A 2025 multicentre, single-masked study across ten European pediatric gastroenterology centres validated the TUGCS in children, an age group for which no validated mucosal-visualization instrument previously existed; among 17 endoscopists of varying experience it showed test–retest reliability of 0.97 and high internal consistency. A 2026 prospective single-centre study of 175 patients undergoing diagnostic EGD reported excellent interobserver reliability (ICC 0.95). Higher TUGCS values, both as a continuous measure and at a threshold of 6 or greater, were independently associated with increased detection of gastroduodenal findings after adjustment for age, sex, simethicone use, and procedure duration, mirroring the relationship between bowel preparation quality and lesion detection in colonoscopy.

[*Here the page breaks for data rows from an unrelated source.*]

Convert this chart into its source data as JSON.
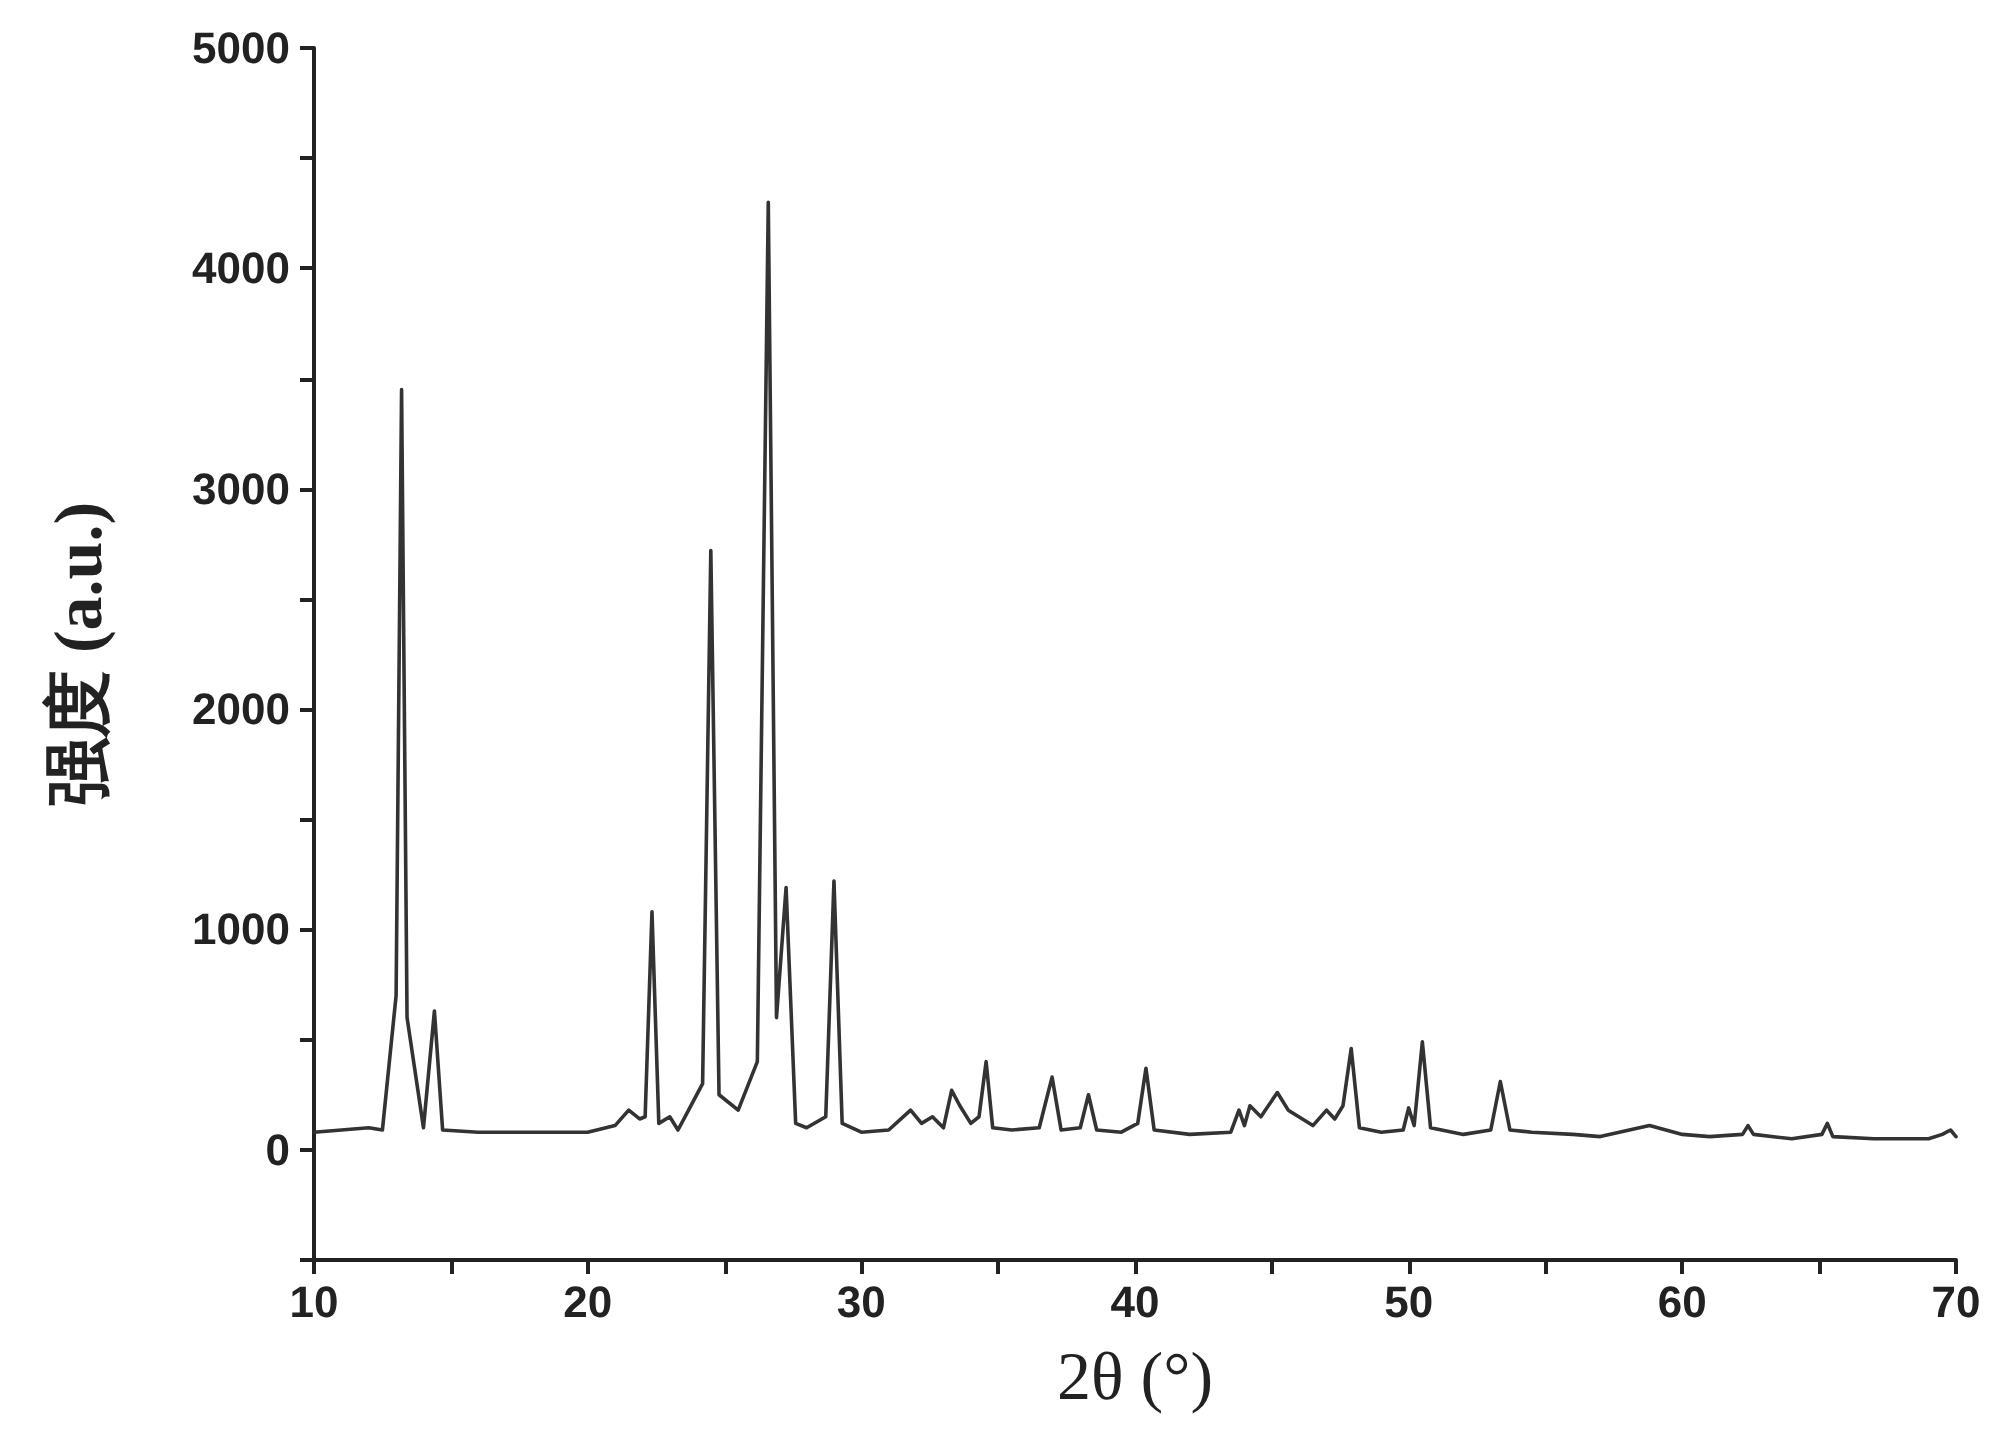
{
  "chart_data": {
    "type": "line",
    "xlabel": "2θ (°)",
    "ylabel": "强度 (a.u.)",
    "x": [
      10,
      11,
      12,
      12.5,
      13.0,
      13.2,
      13.4,
      14.0,
      14.4,
      14.7,
      16,
      18,
      20,
      21,
      21.5,
      21.9,
      22.1,
      22.35,
      22.6,
      23.0,
      23.3,
      23.6,
      24.2,
      24.5,
      24.8,
      25.5,
      26.2,
      26.6,
      26.9,
      27.25,
      27.6,
      28,
      28.7,
      29.0,
      29.3,
      30,
      31,
      31.8,
      32.2,
      32.6,
      33.0,
      33.3,
      33.6,
      34.0,
      34.3,
      34.56,
      34.8,
      35.5,
      36.5,
      36.97,
      37.3,
      38.0,
      38.3,
      38.6,
      39.5,
      40.1,
      40.4,
      40.7,
      42,
      43.5,
      43.8,
      44.0,
      44.2,
      44.6,
      45.2,
      45.6,
      46.5,
      47.0,
      47.3,
      47.6,
      47.9,
      48.2,
      49,
      49.8,
      50.0,
      50.2,
      50.5,
      50.8,
      52,
      53.0,
      53.35,
      53.7,
      54.5,
      56,
      57,
      58.8,
      60,
      61,
      62.2,
      62.4,
      62.6,
      64,
      65.1,
      65.3,
      65.5,
      67,
      69,
      69.5,
      69.8,
      70
    ],
    "series": [
      {
        "color": "#333333",
        "values": [
          80,
          90,
          100,
          90,
          700,
          3450,
          600,
          100,
          630,
          90,
          80,
          80,
          80,
          110,
          180,
          140,
          150,
          1080,
          120,
          150,
          90,
          160,
          300,
          2720,
          250,
          180,
          400,
          4300,
          600,
          1190,
          120,
          100,
          150,
          1220,
          120,
          80,
          90,
          180,
          120,
          150,
          100,
          270,
          200,
          120,
          150,
          400,
          100,
          90,
          100,
          330,
          90,
          100,
          250,
          90,
          80,
          120,
          370,
          90,
          70,
          80,
          180,
          110,
          200,
          150,
          260,
          180,
          110,
          180,
          140,
          200,
          460,
          100,
          80,
          90,
          190,
          110,
          490,
          100,
          70,
          90,
          310,
          90,
          80,
          70,
          60,
          110,
          70,
          60,
          70,
          110,
          70,
          50,
          70,
          120,
          60,
          50,
          50,
          70,
          90,
          60
        ]
      }
    ],
    "xlim": [
      10,
      70
    ],
    "xticks": [
      10,
      {
        "value": 15,
        "label": null
      },
      20,
      {
        "value": 25,
        "label": null
      },
      30,
      {
        "value": 35,
        "label": null
      },
      40,
      {
        "value": 45,
        "label": null
      },
      50,
      {
        "value": 55,
        "label": null
      },
      60,
      {
        "value": 65,
        "label": null
      },
      70
    ],
    "ylim": [
      -500,
      5000
    ],
    "yticks": [
      {
        "value": -500,
        "label": null
      },
      0,
      {
        "value": 500,
        "label": null
      },
      1000,
      {
        "value": 1500,
        "label": null
      },
      2000,
      {
        "value": 2500,
        "label": null
      },
      3000,
      {
        "value": 3500,
        "label": null
      },
      4000,
      {
        "value": 4500,
        "label": null
      },
      5000
    ],
    "grid": false,
    "marker": "none",
    "line_style": "solid"
  }
}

== Use as a quality metric ==
Mucosal visualization is recognized as a quality indicator for upper gastrointestinal endoscopy by professional societies including the American Society for Gastrointestinal Endoscopy (ASGE). The 2025 update of the European Society of Gastrointestinal Endoscopy (ESGE) performance measures for upper gastrointestinal endoscopy recommends that reporting of a diagnostic examination include a mucosal visibility score based on a standardized, validated scale, and cites the TUGCS among such instruments. The score has also been cited in clinical practice guidelines on upper gastrointestinal conditions, including the MAPS III guideline on gastric precancerous conditions, the American College of Gastroenterology guideline on gastric premalignant conditions, and the ASGE guideline on gastroesophageal reflux disease.

== Comparison with colonoscopy ==
The TUGCS is frequently described as the upper gastrointestinal analogue of the Boston Bowel Preparation Scale and other bowel preparation scales used in colonoscopy: in both settings, a validated cleanliness score standardizes how clearly the mucosa can be seen, supports comparison across endoscopists and centres, and links visualization quality to lesion detection.